Monday, July 13, 2020

The Jealousy Of God

“Wrath is cruel, anger is overwhelming, but who can stand before jealousy?” – Proverbs 27:4

“And I will judge you as women who commit adultery and shed blood are judged, and bring upon you the blood of wrath and jealousy.” – Ezekiel 16:38

Ezekiel 16 tells the wrenching story of God’s jealousy. Jerusalem is depicted as a woman, one who started as an unwanted child, of foreign parentage, discarded after birth with not even the cord cut, unwashed and unswaddled, wallowing in blood on the ground. “I said to you in your blood, ‘Live!’” (verse 6). God made her flourish, then as she grew to be a woman, God covered her nakedness and made a covenant vow with her: “and you became mine” (verse 8). Again, he washed off her blood. He covers her nakedness and adorns her with jewelry. But the woman betrays him. She is unfaithful with passersby, even paying them for it. She makes the clothes, jewelry, and food she was given into idols. She burns their children as an offering to other gods.

This is the reality of what happens when we turn from loving God to other idols in our life, when our loves become disordered. We are the woman in this story, incurring not just detached wrath but personal jealousy. Jealousy is a word for lovers. But that is how it is between us and God, and change in how we handle sin and idolatry in our lives does not happen until we understand that on a deep level. The answer to temptation is not self-control but relationship. The law, what I “should” do, has no power to actually change my behavior. But realizing what my sin does to a God who loves me does. The degree to which I can fight temptation or see change is the degree to which I realize my place in this story, and cultivate my relationship with my lover-God.

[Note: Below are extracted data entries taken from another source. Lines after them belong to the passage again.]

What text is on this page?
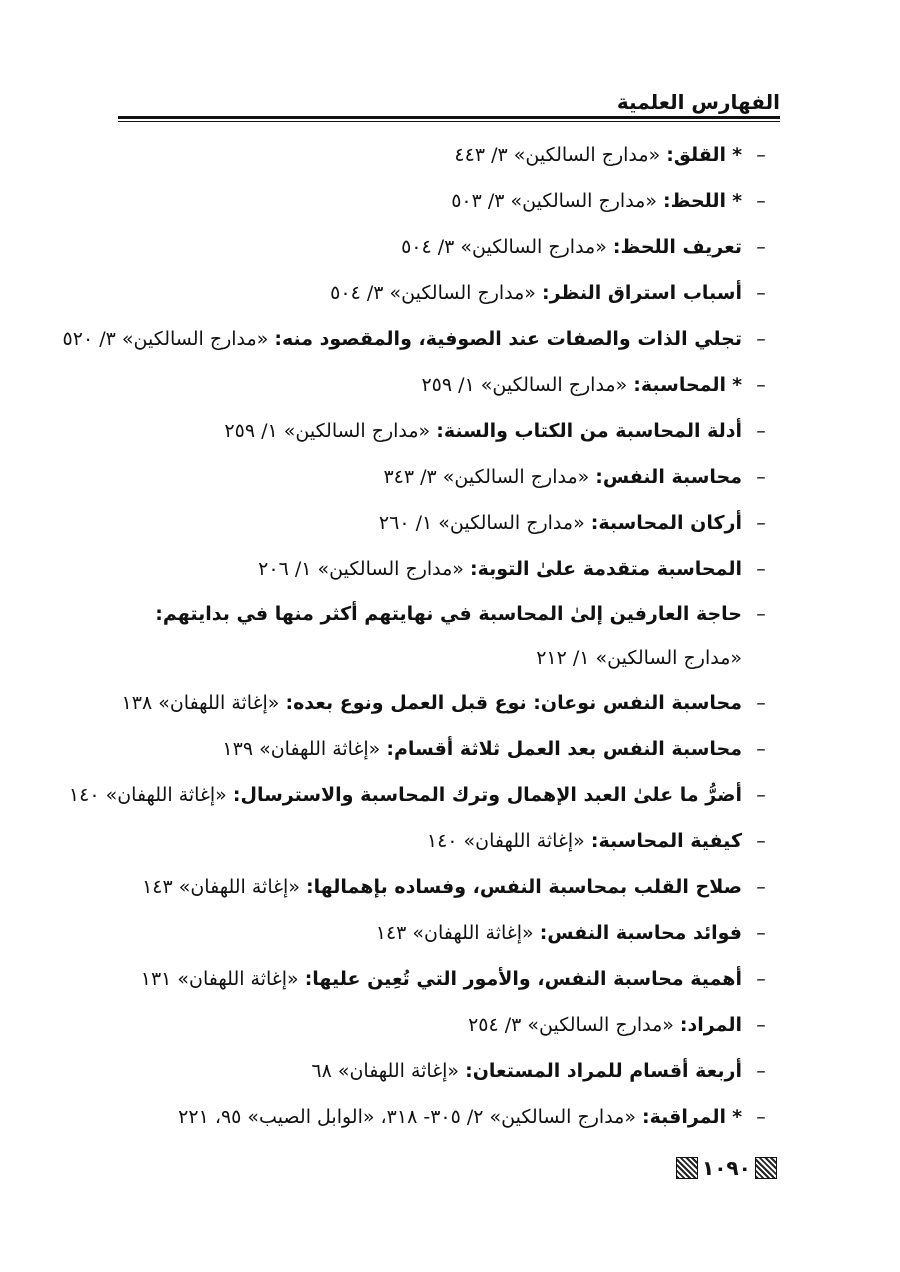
الفهارس العلمية
–
*القلق: «مدارج السالكين» ٣/ ٤٤٣
–
*اللحظ: «مدارج السالكين» ٣/ ٥٠٣
–
تعريف اللحظ: «مدارج السالكين» ٣/ ٥٠٤
–
أسباب استراق النظر: «مدارج السالكين» ٣/ ٥٠٤
–
تجلي الذات والصفات عند الصوفية، والمقصود منه: «مدارج السالكين» ٣/ ٥٢٠
–
*المحاسبة: «مدارج السالكين» ١/ ٢٥٩
–
أدلة المحاسبة من الكتاب والسنة: «مدارج السالكين» ١/ ٢٥٩
–
محاسبة النفس: «مدارج السالكين» ٣/ ٣٤٣
–
أركان المحاسبة: «مدارج السالكين» ١/ ٢٦٠
–
المحاسبة متقدمة علىٰ التوبة: «مدارج السالكين» ١/ ٢٠٦
–
حاجة العارفين إلىٰ المحاسبة في نهايتهم أكثر منها في بدايتهم: «مدارج السالكين» ١/ ٢١٢
–
محاسبة النفس نوعان: نوع قبل العمل ونوع بعده: «إغاثة اللهفان» ١٣٨
–
محاسبة النفس بعد العمل ثلاثة أقسام: «إغاثة اللهفان» ١٣٩
–
أضرُّ ما علىٰ العبد الإهمال وترك المحاسبة والاسترسال: «إغاثة اللهفان» ١٤٠
–
كيفية المحاسبة: «إغاثة اللهفان» ١٤٠
–
صلاح القلب بمحاسبة النفس، وفساده بإهمالها: «إغاثة اللهفان» ١٤٣
–
فوائد محاسبة النفس: «إغاثة اللهفان» ١٤٣
–
أهمية محاسبة النفس، والأمور التي تُعِين عليها: «إغاثة اللهفان» ١٣١
–
المراد: «مدارج السالكين» ٣/ ٢٥٤
–
أربعة أقسام للمراد المستعان: «إغاثة اللهفان» ٦٨
–
*المراقبة: «مدارج السالكين» ٢/ ٣٠٥- ٣١٨، «الوابل الصيب» ٩٥، ٢٢١
١٠٩٠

The truly wrenching thing is realizing that all of God’s wrath, the consequences of his jealousy, fall upon Jesus. God says, because you rejected me when I washed your blood and covered your nakedness, you will now be stripped naked and made bloody in judgment. And that is exactly what happened to Jesus. People were gathered against him on every side as his nakedness was uncovered (verse 37). He shed the blood of God’s wrath (verse 38). There was a crowd there as he was cut with a sword (verse 40). “So will I satisfy my wrath on you, and my jealousy will depart from you”—and indeed, because of Jesus, it has. God looked upon Jesus in his blood and said again, “Live!” and that is why we can too.